Heterotopias are always tied to a system of openings and closings, that does not make it accessible to everyone easily. Your entry and exit is subject to certain input and output rituals. These rituals can exist in complex purification rituals like Japanese tea houses, or of relatively secular nature be like when except payment of an entrance fee at the cinema. The examples show how different can be these rituals and how strongly the degree of opening or closing to the outside can vary - in the cinema theoretically everyone is admitted who pays the price of admission, the Japanese tea house, however, the visitor must first a certain have acquired knowledge of the ceremonies before being allowed to enter the place. In addition, not all heterotopias be entered voluntarily and is not always participate in the heterotopia, when you enter the room. Thus, entering a prison for the inmate is a highly involuntary form of participation; will direct the visitors to the open day, so you walk though the room of the prison, however, remains largely excluded from its heterotopic structures, ie enters the room, not really.

Illusion of space, the compensation chamber

Heterotopias unfold a difference compared to the remaining space. Extreme heterotopia in this respect the space of illusion and the compensation chamber.

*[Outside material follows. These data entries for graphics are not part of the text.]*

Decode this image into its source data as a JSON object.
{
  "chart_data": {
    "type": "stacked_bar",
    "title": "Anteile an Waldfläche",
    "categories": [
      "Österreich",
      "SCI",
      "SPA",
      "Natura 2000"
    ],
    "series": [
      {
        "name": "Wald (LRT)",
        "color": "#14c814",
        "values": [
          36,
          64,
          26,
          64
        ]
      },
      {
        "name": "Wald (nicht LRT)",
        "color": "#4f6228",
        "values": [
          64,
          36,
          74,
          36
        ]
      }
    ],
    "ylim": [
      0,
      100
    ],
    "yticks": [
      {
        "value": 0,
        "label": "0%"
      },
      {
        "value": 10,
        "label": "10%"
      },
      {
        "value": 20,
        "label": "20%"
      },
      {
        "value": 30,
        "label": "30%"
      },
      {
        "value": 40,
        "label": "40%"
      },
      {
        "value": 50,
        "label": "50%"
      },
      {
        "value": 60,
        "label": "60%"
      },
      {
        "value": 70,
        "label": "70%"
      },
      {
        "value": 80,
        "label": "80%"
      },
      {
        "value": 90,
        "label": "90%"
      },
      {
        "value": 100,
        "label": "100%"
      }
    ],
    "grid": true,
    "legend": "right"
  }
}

The illusion of space creates a reality within which the entire real space appears as still more illusory than the heterotopia itself As an example, Foucault describes the former brothels, which were perhaps because so famous because they created the perfect illusion of a "different " reality.

The compensation chamber creates another "real" space, the perfect and well-ordered appears as the real space. As a compensation chamber could be - in addition to the cited by Foucault Jesuit colonies in South America - possibly even the kibbutz classify as a realized utopia that by their place in the world, at least their initial thoughts when the more perfect real space to appear.

Reception of the concept in science fiction

The SF writer Samuel R. Delany was referring to in his novel Triton to the concept of heterotopia in Foucault. The novel is subtitled: A heterotopic novel.